Once the promoter region is detected by the holoenzyme, the sigma factor opens up the DNA helix for the core enzyme to initiate transcription. And then the sigma factor is released. It is important to note that transcription starts at +1 point, which lies before the protein-coding segment of the gene (usually at the sequence ATG), which is where translation usually starts. Hence the RNA which formed before the ATG sequence is called 5’-untranslated region or 5’ UTR.
Elongation:
As the RNA polymerase moves along the DNA, it unwinds the DNA ahead of it and rewinds the DNA that has already been transcribed, in this way it maintains a region of single stranded DNA, called a TRANCRIPTION BUBBLE, within which the template strand is exposed. In the bubble, polymerase monitors the binding of a free ribonucleoside triphosphate to the next exposed base on the DNA template, and if there is a complementary match, adds it to the chain. The energy for the addition of a nucleotide is derived from splitting the high-energy triphosphate and releasing inorganic diphosphate, as follows:
NTP + (NMP)n ————— > (NMP)n+1 + PPi
Elongation is performed by the core enzyme. After the initiation process, the core enzyme moves on the DNA template strand for RNA synthesis. The core enzyme will unwind the DNA strands to separate template from the non template strand. After unwinding of the helix, RNA synthesis will start leading to the formation of DNA-RNA hybrid. Like DNA replication, here also the substrate is activated from ribonucleoside monophosphate to ribonucleoside triphosphate. The RNA polymerase will continue moving on the DNA template to form RNA till it reaches the termination region.
Termination:
The transcription of an individual gene is terminated beyond the protein-coding segment of the gene, creating a 3’ untranslated region (3’ UTR) at the end of the transcript. Elongation continues until RNA polymerase recognizes special nucleotide sequences that act as a signal for chain termination. The encounter with the signal nucleotides initiates the release of the nascent RNA and the enzyme from the template. The two major mechanisms for the termination in E. coli are INTRINSIC and rho DEPENDENT.

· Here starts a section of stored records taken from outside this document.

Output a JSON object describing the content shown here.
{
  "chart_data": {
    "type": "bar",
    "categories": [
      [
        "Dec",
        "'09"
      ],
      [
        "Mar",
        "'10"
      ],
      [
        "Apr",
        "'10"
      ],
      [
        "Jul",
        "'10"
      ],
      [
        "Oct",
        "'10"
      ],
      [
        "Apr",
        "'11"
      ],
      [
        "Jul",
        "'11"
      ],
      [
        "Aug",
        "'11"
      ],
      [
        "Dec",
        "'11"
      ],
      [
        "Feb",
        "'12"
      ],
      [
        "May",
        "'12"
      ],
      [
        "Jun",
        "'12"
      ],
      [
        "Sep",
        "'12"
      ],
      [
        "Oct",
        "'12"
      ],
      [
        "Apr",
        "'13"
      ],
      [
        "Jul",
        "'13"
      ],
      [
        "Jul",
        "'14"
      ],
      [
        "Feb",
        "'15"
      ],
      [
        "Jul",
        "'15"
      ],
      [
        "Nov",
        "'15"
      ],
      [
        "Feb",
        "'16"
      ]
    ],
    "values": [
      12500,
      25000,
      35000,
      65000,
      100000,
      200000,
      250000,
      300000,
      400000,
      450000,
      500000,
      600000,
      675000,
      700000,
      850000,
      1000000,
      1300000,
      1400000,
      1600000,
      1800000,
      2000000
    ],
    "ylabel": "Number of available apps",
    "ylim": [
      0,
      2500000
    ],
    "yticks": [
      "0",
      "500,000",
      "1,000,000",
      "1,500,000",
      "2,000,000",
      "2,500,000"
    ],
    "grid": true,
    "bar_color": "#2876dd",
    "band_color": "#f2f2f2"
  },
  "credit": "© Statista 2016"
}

- Intrinsic (rho independent)
- Rho dependent
Intrinsic method of termination:
In this method, the termination is direct. The terminator sequence contains about 40bp, ending in a G-C rich stretch followed by a run of six or more A’s on the DNA template strand. The RNA strand opposite to G-C rich DNA template will also have GC rich RNA strand, which will form during transcription. These C and G bases are able to form complimentary hydrogen bonds with each other resulting in a hairpin loop. The loop is followed by a run of about eight U’s that correspond to the A residues on the DNA template.
Note: Normally, in the course of transcription elongation, RNA polymerase will pause if the short DNA-RNA hybrid in the transcription bubble is weak and will backtrack to stabilize the hybrid. For example, in the hairpins, the strength of the hybrid is determined by the relative number of G-C compared to A-U (or A-T in the RNA-DNA hybrid) base pairs.
In the intrinsic mechanism, the polymerase is believed to pause after synthesizing the U’s (which form a weak DNA-RNA hybrid). However, the backtracking polymerase encounters the hairpin loop which prevents it from finding a stable hybrid. This roadblock sets off the release of RNA from the polymerase and the release of the polymerase from the DNA template.
Rho Dependent Transcription:
In this method, the termination site is rich in C-residues and poor in G-residues. There is an upstream part, called rut (rho utilization) site at the 5’-end. Rho protein is a hexamer consisting of 6-identical subunits that bind to a nascent RNA chain at the rut site. These sites are located just upstream from sequences at which the RNA pol tends to pause.
The rho protein moves or follows the RNA pol on the RNA strand. The rho protein utilizes ATP to move on the RNA strand. As the RNA pol stops because of the termination bases, the rho protein collides with the enzyme and thus RNA pol releases from the RNA strand.